- Born: April 23, 1943 (age 82) Columbus, Ohio
- Education: MFA, Ohio State University
- Occupation: Artist
- Website: http://www.bluehavenartstudio.com

= Queen Brooks =

American artist

Queen Brooks (born 1943) is an artist from Columbus, Ohio, best known for her distinctive, brightly painted, wood-burned pieces. Brooks has been described by The Columbus Dispatch as "one of Ohio’s best-known African-American artists," and by Columbus Museum of Art director Nannette Maciejunes as "a leading arts elder in our community." Brooks is an influential mentor of many younger artists, including psycheñwelic painter April Sunami. She is a past winner of the Lila Wallace, Reader's Digest International Artist Award, which gave her a fellowship in Abidjan, the capital of the West African country of Côte d'Ivoire.

In 2012, the organization known as The HistoryMakers conducted an oral interview with Queen Brooks for its African-American video oral history collection, which aims to cultivate "a more inclusive record of American history."

==Early life and education==
Brooks was nurtured as an artist by a tight-knit group of influential black Columbus-area artists, which included Bill Agnew, nationally famed woodcarver Elijah Pierce, outsider artist "Grandpa Smoky" Brown, MacArthur Fellow Aminah Robinson, and Brooks' own personal mentors, photographer Kojo Kamau, and mixed-media artist Barbara Chavous. She began her arts career teaching arts and crafts at the J. Ashburn Jr. Youth Center in 1980, which is where she first encountered pyrography (wood-burning).
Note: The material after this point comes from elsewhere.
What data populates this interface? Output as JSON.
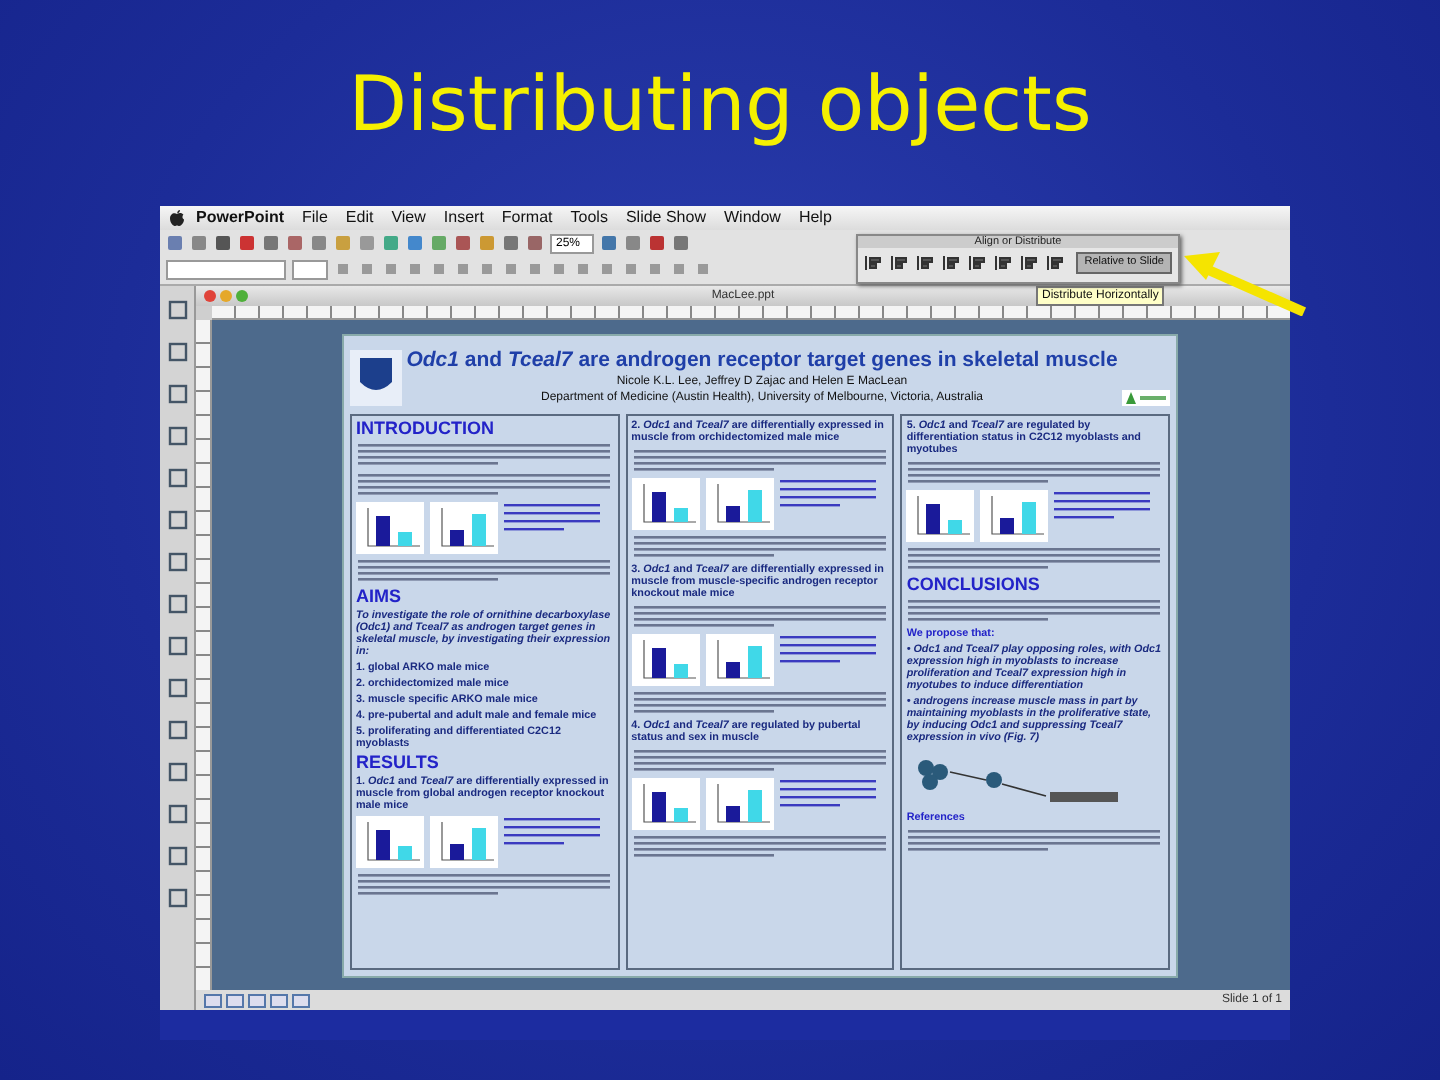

After receiving her MFA at Ohio State University, she completed a residency in Abidjan, Ivory Coast, West Africa as the recipient of the 1993 Lila Wallace, Reader’s Digest International Artist Award.

==Appointments==
- Otterbein University - Adjunct Professor, Art, 1995 - 2002
- Ohio Dominican University - Adjunct Professor, Art, 2002 - 2006
- Greater Columbus Arts Council - Art in the House, Lead Artist, 2008–present

==Exhibitions and collections==
Brooks is represented in the permanent collections of the Columbus Museum of Art, the William H. Thomas Gallery, the Martin de Porres Center, the National Afro-American Museum and Cultural Center in Wilberforce, Ohio, and Ohio Dominican and Otterbein Universities, and the King Arts Complex, as well as in private collections across the United States and in the Ivory Coast. Her work is currently on display at the Southern Ohio Museum.

She has also created painted and sculptural wood works for public spaces, including the portal entrance for the Kwanzaa Playground in Columbus, Ohio, and a mural for Krumm Park, also in Columbus.

In 2020, the Southern Ohio Museum featured the work of Queen Brooks in an exhibit.

==Awards and honors==
- Lila Wallace, Reader’s Digest International Artist Award - 1993
- Ohioana Career Award, 2008
- South Side Settlement Arts Freedom Award, 2004
- Arts Midwest National Endowment of the Arts Award, 1994
- Excellence in the Arts Award, The Ohio State University

==Public artwork==
Brooks' public artworks include the portal entrance for the Kwanzaa Playground, Ohio’s first Afrocentric playground, and murals at Columbus’ Krumm park area, Indianola K-8 School, and Ohio Wesleyan University's Ross Art Museum.

==Bibliography==
Brooks' work has been featured in Essence Magazine and the International Review of African American Art.